A global pharmaceutical company with ample intellectual property (IP) understood the importance of protecting its production operations. Since these operations rely on critical processes and machinery connected to operational technology (OT) environments at its various manufacturing plants, the company recognized that securing its production required securing its OT environment. After evaluating several vendors, the company selected Claroty due the unmatched OT visibility and comprehensive industrial cybersecurity controls The Claroty Platform provides.
Challenges
This company, like many in its highly-regulated industry, faced a complex array of challenges when addressing its industrial cybersecurity.
Inconsistent security due to acquisitions: As is common in the pharmaceutical industry, this company had previously acquired several other companies and thus inherited not only their range of approaches to security, but also the patchwork of different vendors they utilized to service and maintain their patchwork of different OT, IoT, and IIoT assets.

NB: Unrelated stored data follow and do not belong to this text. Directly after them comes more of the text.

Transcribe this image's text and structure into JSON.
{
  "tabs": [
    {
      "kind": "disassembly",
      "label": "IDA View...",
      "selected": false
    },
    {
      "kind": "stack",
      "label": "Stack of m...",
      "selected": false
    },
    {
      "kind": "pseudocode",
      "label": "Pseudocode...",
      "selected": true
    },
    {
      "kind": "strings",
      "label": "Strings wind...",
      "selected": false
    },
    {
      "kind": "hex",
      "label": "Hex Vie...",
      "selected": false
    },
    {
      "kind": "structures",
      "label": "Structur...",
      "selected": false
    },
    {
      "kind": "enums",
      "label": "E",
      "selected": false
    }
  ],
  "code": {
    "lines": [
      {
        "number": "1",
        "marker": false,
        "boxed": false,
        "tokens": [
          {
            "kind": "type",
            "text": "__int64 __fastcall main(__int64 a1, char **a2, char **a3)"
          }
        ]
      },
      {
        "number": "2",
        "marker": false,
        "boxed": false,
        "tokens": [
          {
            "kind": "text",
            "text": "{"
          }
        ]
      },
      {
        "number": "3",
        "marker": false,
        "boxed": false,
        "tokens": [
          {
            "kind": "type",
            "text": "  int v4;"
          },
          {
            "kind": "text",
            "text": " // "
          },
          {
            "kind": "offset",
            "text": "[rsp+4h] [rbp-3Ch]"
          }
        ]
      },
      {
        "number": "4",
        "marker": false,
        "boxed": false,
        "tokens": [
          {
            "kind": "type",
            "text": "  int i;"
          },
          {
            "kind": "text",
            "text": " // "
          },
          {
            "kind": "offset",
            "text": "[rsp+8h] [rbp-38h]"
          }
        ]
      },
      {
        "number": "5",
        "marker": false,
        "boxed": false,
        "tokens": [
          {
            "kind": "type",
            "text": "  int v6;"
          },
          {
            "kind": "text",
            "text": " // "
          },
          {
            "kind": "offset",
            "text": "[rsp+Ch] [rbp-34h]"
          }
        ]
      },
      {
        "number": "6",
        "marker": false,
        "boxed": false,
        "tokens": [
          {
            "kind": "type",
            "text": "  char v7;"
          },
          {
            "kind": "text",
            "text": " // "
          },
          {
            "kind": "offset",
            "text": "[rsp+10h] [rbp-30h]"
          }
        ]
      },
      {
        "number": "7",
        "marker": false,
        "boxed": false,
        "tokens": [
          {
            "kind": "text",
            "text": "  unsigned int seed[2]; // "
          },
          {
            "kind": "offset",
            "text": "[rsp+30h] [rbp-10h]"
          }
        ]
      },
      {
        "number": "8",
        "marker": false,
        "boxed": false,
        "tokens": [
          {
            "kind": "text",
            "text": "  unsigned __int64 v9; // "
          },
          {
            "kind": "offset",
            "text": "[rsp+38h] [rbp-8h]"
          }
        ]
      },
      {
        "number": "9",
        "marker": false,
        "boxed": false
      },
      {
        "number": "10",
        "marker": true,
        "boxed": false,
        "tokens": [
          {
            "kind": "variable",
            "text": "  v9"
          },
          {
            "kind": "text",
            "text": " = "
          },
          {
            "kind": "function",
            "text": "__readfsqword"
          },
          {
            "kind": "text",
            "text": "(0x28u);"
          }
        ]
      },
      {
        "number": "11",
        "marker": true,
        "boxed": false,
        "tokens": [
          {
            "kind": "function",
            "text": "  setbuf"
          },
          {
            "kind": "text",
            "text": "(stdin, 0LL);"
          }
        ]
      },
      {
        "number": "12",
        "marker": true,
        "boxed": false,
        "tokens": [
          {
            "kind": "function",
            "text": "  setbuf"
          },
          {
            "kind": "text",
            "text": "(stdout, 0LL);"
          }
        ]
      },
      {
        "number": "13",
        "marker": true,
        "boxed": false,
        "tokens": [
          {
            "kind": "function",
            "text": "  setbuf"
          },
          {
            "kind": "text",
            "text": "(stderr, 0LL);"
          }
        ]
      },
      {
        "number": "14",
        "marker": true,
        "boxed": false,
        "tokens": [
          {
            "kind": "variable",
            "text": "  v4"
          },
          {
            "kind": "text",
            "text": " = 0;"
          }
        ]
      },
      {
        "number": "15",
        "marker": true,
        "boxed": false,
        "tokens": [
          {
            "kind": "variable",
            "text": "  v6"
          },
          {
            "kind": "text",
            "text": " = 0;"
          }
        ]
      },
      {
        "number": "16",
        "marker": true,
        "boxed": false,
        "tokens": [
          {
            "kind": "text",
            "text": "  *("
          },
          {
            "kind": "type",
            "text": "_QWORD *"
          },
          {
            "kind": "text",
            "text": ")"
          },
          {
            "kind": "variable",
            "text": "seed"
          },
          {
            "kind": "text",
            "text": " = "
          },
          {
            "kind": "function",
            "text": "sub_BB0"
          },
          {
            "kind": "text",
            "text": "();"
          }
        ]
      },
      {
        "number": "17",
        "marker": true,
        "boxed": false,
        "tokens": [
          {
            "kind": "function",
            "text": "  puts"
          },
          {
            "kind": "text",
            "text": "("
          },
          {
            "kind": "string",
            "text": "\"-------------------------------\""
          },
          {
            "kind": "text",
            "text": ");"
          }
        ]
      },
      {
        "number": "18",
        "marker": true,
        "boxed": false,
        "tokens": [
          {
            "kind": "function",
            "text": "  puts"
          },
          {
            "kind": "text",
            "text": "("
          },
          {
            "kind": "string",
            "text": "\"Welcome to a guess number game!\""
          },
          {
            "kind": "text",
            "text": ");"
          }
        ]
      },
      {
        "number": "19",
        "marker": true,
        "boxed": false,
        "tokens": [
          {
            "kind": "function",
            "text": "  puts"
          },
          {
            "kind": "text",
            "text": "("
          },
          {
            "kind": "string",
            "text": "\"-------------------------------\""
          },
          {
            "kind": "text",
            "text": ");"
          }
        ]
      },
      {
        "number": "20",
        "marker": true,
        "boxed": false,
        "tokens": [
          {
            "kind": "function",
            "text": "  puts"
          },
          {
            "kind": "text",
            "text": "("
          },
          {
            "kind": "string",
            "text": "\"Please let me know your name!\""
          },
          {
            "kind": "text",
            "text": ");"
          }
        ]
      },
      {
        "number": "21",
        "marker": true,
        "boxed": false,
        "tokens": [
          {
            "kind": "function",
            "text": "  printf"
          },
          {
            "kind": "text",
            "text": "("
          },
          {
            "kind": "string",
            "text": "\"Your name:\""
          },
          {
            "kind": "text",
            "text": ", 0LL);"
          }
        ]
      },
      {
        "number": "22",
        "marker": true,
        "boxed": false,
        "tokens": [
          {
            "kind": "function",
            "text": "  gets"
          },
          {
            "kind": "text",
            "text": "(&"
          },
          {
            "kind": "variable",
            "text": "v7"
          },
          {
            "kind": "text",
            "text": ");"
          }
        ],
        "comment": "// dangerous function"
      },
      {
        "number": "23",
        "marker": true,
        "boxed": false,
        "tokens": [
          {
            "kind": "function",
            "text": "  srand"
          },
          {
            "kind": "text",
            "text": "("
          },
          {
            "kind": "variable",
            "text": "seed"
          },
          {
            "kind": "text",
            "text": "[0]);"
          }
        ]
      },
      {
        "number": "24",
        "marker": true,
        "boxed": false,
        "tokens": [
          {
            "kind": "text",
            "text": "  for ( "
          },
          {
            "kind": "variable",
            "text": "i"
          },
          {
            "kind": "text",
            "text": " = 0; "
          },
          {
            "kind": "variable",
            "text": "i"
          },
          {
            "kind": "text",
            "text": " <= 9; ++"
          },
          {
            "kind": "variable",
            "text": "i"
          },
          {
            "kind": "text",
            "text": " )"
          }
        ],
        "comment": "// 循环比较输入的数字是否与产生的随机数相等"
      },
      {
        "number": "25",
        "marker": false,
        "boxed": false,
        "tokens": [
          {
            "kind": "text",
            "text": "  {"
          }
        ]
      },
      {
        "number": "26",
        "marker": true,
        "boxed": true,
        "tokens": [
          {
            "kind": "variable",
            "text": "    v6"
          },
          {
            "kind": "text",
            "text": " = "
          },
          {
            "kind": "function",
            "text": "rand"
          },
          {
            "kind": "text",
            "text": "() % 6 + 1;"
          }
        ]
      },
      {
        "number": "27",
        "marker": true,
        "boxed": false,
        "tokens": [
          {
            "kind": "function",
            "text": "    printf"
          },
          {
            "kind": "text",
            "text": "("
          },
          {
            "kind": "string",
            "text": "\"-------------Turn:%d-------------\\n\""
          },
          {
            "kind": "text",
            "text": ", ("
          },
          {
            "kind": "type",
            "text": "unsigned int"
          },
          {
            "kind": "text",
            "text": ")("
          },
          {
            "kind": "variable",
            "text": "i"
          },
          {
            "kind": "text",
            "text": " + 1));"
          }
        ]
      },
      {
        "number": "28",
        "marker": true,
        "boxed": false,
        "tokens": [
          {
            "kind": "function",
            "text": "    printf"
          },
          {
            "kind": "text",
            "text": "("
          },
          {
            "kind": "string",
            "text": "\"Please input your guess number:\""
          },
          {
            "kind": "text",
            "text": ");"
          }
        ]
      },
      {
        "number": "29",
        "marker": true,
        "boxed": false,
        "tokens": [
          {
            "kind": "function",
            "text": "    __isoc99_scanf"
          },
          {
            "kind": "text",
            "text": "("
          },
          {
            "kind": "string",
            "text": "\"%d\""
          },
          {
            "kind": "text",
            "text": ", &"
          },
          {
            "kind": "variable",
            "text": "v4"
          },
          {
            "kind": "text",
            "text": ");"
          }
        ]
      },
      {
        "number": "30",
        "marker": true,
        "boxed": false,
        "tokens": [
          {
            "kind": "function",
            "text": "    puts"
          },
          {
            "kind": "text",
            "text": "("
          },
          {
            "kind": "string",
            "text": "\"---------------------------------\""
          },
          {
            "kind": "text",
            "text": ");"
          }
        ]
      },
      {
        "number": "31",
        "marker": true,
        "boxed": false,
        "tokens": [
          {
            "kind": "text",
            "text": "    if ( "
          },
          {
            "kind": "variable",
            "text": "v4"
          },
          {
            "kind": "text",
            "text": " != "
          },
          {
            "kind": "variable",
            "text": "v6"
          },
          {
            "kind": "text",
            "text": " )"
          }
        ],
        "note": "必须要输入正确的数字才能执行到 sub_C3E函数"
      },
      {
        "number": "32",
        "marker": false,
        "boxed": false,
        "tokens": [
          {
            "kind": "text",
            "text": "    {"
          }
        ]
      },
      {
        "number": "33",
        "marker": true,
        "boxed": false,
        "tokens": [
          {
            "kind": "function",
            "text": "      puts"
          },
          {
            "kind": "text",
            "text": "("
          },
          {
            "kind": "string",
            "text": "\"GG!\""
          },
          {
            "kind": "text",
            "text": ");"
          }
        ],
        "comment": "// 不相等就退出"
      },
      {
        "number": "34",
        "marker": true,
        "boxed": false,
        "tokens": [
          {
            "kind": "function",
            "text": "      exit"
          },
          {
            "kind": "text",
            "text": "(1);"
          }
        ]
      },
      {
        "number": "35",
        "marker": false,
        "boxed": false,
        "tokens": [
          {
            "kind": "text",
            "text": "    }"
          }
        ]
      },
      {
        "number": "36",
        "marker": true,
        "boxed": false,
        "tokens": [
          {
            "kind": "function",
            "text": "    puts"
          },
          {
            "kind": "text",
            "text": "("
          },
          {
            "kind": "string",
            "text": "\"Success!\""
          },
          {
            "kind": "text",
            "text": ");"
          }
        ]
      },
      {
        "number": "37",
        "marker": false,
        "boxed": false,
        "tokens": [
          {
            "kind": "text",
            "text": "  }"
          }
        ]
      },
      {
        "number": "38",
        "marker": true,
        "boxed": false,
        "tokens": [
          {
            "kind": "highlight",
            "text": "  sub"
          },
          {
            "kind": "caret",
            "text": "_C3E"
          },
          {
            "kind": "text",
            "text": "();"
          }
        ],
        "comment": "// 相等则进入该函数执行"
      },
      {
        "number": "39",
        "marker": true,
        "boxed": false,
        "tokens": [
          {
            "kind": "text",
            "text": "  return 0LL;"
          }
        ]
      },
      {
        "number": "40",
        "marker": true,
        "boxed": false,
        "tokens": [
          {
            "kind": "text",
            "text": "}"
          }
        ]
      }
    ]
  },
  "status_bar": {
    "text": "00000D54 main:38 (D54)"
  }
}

Ransomware risk: Due to their size, scope and profile, major pharmaceutical companies, including this one, tend to be frequent targets of ransomware attacks. These attacks commonly enter through a VPN connection and then spread from the IT to the industrial network where they can lead to significant downtime and operational disruption.
Lack of OT anomaly detection capabilities: Despite having limited OT expertise, the company’s IT security team had recently been assigned to manage its industrial cybersecurity. Since the industrial networks at each of the company’s manufacturing plants had no anomaly detection systems in place, the team attempted to implement the same systems used by the corporate IT network. The team quickly realized, however, that such systems were incompatible with OT environments. As a result, the team could not identify—much less evaluate or mitigate— potentially malicious activity within the company’s industrial networks.
“We have existing relationships with Rockwell, Siemens and Schneider Electric, all three of whom endorsed Claroty for our industrial cybersecurity challenge. Those endorsements were a huge factor in our decision, as was the fact that Claroty was able to give us the best view into our asset inventory we’ve ever had. Their platform truly exceeded our expectations. When we asked ourselves ‘Which company will be there for the long term, and who has the partnerships that matter to us?’ Claroty was the only answer.”
The Solution
After exceeding expectations during a brief testing period, The Claroty Platform was deployed across each of the company’s manufacturing sites. Platform components utilized include:
• Continuous Threat Detection (CTD) for full-spectrum OT, IoT, and IIoT asset visibility, continuous security monitoring, and real-time risk insights with zero impact to operational processes and underlying devices.
• Secure Access to safeguard industrial networks from threats introduced via unmanaged and unmonitored access by remote users, including employees and third-party vendors.
• Enterprise Management Console (EMC) to simplify management overall, consolidating data from across The Claroty Platform and providing a unified view of assets, activities, and alerts across multiple sites. The platform also integrates seamlessly via the EMC for IT security infrastructure.
Outcomes
Utilizing The Claroty Platform, the company was able to:
Achieve full OT visibility: CTD discovered and profiled all OT, IoT, and IIoT assets rapidly and with unprecedented detail. In one test site, for example, the company was aware of 65 assets, but Claroty identified 95.
Secure OT remote access connections: SRA provides plant staff and third-party vendors with a user-friendly interface through which they can access and service OT, IoT, and IIoT assets remotely, easily, and securely. It also enforces privileged access controls and proactive monitoring, among other best practices, thereby minimizing risks posed by remote users.
Leverage IT security tools to strengthen OT security: The Claroty Platform integrates fully and seamlessly with IT security infrastructure. Integrating the platform with a SIEM solution enabled the company’s IT security team to utilize an existing and familiar tool to achieve comprehensive security across the entire OT environment.